Une puce comestible pour bien prendre ses médicaments !

Les données captées par la puce et le patch sont transmises à un téléphone ou un ordinateur. Crédit photo: Protheus

Les données captées par la puce et le patch sont transmises à un téléphone ou un ordinateur.

Une société américaine a développé une micropuce électronique qui permet de surveiller si le patient suit bien son traitement et comment son corps y réagit. Elle devrait être en vente prochainement en Grande-Bretagne.

La mauvaise observance des traitements est un problème que les médecins connaissent bien et qui ne leur facilite pas le travail. Le phénomène concernerait un patient sur deux dans le monde, selon l’Organisation mondiale de la santé. Pour tenter d’y remédier, une entreprise américaine a mis au point une micropuce comestible qui permet de surveiller si le patient prend bien ses médicaments et quels sont les effets sur son corps. L’enseigne pharmaceutique britannique Lloydspharmacy s’est dite intéressée pour sa commercialisation et prévoit de proposer ce produit à ses clients d’ici au mois de septembre prochain.

Développée par Proteus Biomedical, une société californienne, cette toute petite puce – plus petite qu’un grain de riz – fonctionne en duo avec un patch que le patient s’applique sur la peau. Chacun des deux éléments contient une petite quantité de magnésium et de cuivre. Quand la puce est ingérée, elle réagit aux sucs gastriques et crée un signal électrique qui est transmis par le corps jusqu’au patch. Ce dernier enregistre l’heure et la dose de médicament prise mais aussi l’activité cardiaque, la respiration, la qualité du sommeil et la température corporelle. Toutes ces données cryptées sont envoyées à un téléphone portable ou à un ordinateur pour lecture, qui pourra rappeler au patient l’heure de la prochaine prise. Le signal ne peut être détecté qu’en présence du patch, a affirmé au magazine Nature Andrew Thompson, l’un des dirigeants de la société, en réponse aux craintes sur la confidentialité des données.
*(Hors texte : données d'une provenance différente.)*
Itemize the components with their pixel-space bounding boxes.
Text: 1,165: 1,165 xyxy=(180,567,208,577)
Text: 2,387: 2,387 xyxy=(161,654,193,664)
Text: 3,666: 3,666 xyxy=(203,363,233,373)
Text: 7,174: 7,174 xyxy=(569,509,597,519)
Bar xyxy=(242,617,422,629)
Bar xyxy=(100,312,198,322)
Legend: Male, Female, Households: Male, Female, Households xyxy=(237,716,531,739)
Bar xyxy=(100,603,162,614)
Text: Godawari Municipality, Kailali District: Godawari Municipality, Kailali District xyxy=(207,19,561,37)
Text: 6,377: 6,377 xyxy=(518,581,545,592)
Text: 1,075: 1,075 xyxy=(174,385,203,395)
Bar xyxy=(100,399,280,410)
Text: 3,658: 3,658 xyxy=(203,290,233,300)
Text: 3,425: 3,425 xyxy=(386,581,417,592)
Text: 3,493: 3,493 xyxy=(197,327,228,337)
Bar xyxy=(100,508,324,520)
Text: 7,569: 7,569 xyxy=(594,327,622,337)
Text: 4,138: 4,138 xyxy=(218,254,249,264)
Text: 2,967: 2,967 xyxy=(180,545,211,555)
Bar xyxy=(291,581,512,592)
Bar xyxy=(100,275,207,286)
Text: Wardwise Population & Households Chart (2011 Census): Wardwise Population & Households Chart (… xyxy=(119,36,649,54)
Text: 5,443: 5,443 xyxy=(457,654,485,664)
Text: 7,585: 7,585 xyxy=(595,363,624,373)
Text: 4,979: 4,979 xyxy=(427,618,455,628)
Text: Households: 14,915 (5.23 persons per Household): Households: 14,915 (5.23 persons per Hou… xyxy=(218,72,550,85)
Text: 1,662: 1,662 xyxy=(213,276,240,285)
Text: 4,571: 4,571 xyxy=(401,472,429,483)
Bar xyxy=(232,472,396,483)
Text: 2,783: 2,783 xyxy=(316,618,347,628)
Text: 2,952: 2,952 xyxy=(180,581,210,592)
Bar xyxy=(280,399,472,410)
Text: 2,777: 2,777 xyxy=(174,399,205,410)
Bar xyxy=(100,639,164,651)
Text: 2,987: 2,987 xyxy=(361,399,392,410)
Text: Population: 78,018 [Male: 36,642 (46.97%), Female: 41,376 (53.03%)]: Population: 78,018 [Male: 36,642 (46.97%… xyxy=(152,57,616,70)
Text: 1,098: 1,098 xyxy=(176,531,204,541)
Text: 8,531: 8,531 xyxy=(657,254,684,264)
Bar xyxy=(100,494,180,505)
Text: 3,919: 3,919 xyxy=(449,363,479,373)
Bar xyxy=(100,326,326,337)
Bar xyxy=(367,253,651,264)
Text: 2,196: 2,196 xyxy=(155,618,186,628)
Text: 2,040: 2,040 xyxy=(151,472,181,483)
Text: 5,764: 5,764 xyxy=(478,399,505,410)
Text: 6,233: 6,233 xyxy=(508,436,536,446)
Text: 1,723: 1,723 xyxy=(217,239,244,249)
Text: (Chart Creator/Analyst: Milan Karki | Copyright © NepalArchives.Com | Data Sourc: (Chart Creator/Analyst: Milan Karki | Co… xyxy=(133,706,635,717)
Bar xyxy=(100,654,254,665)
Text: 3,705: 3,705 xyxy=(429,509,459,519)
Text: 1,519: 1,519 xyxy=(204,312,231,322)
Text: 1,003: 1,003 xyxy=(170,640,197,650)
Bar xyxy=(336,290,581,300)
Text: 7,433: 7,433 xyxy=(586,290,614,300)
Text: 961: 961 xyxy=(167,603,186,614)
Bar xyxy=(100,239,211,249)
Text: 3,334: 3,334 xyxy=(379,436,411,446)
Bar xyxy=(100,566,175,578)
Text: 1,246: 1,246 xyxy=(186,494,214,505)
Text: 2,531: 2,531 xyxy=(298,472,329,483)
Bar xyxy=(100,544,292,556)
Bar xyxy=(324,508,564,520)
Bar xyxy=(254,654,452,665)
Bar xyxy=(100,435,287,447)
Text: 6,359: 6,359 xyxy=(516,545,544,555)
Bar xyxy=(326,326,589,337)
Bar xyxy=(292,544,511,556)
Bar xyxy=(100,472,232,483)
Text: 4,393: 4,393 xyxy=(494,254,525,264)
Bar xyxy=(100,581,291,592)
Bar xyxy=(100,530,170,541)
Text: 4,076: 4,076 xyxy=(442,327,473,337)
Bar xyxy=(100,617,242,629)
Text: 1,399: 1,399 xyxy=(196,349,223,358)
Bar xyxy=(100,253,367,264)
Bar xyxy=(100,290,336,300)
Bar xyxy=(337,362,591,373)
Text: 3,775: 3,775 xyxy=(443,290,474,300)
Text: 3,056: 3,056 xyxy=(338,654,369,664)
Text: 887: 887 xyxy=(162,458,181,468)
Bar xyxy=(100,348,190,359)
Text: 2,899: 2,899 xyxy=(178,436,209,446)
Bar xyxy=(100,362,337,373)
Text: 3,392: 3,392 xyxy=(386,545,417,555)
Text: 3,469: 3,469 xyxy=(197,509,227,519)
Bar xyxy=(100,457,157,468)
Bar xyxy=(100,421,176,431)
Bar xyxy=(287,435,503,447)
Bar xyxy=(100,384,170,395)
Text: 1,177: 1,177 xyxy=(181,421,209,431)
Pour les traitements lourds

Les puces comestibles pourraient être ingérées seules dans une gélule placebo sucrée, ou intégrées à un médicament – au risque toutefois que le comprimé, volumineux, ne devienne plus dur à avaler. Le pack qui devrait être proposé en Grande-Bretagne dans quelques mois comprendra des gélules à absorber à chaque prise de médicament, un patch adhésif à changer chaque semaine, et un logiciel pour recueillir les données. Son prix devrait atteindre les 50 livres (60 euros) par mois, à la charge du patient.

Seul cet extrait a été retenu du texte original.